A random rstats year overview
It’s been a year or so since I stopped actively following the rstats community or R development in general. I checked in here and there but I didn’t need to use R on a daily basis so I let it slip. However recently I felt the need to pick it up again and what better way than to write a blogpost about it.
How do you keep up with a programming language and its community? Methodically.
The Source
Let’s start at the source. There have been 5 releases between July 2019 and July 2020:
Version | Date | Name |
---|---|---|
3.6.2 | 2019-12-12 | Dark and Stormy Night |
3.6.3 | 2020-02-29 | Holding the Windsock |
4.0.0 | 2020-04-24 | Arbor Day |
4.0.1 | 2020-06-06 | See Things Now |
4.0.2 | 2020-06-22 | Taking Off Again |
The easiest way to find out what has changed in each version is to check out R News. The minor version updates mainly contain bug fixes and updates to low level code so I’ll skip that. It is the major release that has some “SIGNIFICANT USER-VISIBLE CHANGES”, I like how they put that in capital letters.
The two biggest changes for me are a new raw string syntax and stringsAsFactors being FALSE by default. Yes, you heard it right, the default value for stringsAsFactors has finally changed.

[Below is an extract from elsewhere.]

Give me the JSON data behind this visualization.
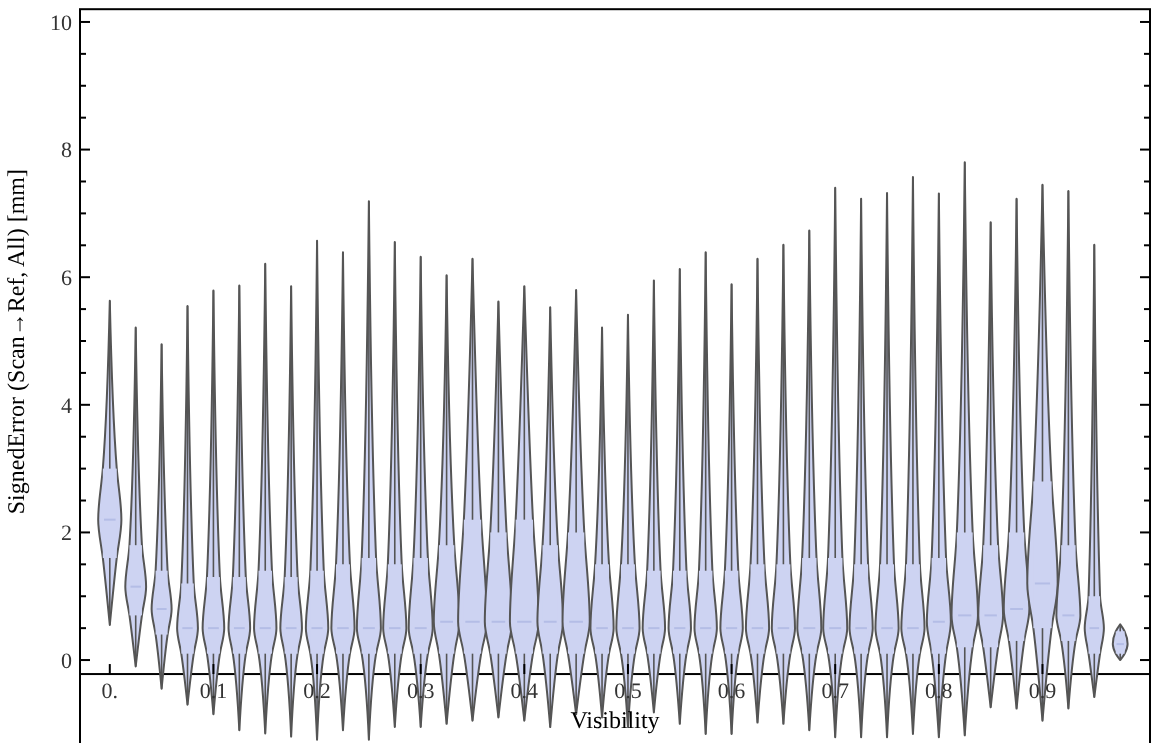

If you want to know why it was set to TRUE in the first place, I highly recommend Roger Peng’s blogpost. As for the raw string syntax, that’ll save a lot of backslashes when working with regex. Here’s a quick example of what you can now do:
r"(C:\Program Files)"
## [1] "C:\\Program Files"
Check out Luke Tierney’s talk at useR!2020 for more information about these and other changes.
The one thing that really strikes me, as a casual R user at the moment, is that none of the changes in the changelog really affect me. Perhaps my reliance on packages has become so great that I’ll only notice changes to core R when or if package authors decide to pass them through.
The Postman always delivers…packages
So instead of looking at core R maybe I should be looking at changes to packages. At the time of writing there are 16035 packages. Here is me going through 16035 changelogs:
Of course I’m not going to do that! A better idea is to just look at updated and new packages. Joseph Rickert did something similar on the Revolutions blog using data from Dirk Eddelbeutel’s CRANberries website. The website publishes news about any updated and new packages, there’s even an accompanying Twitter account. There are two ways I can get at the data I want: download the tweets or extract the data from the website’s RSS feed. I’ll go for the second option because it’s much richer information and I haven’t done that before.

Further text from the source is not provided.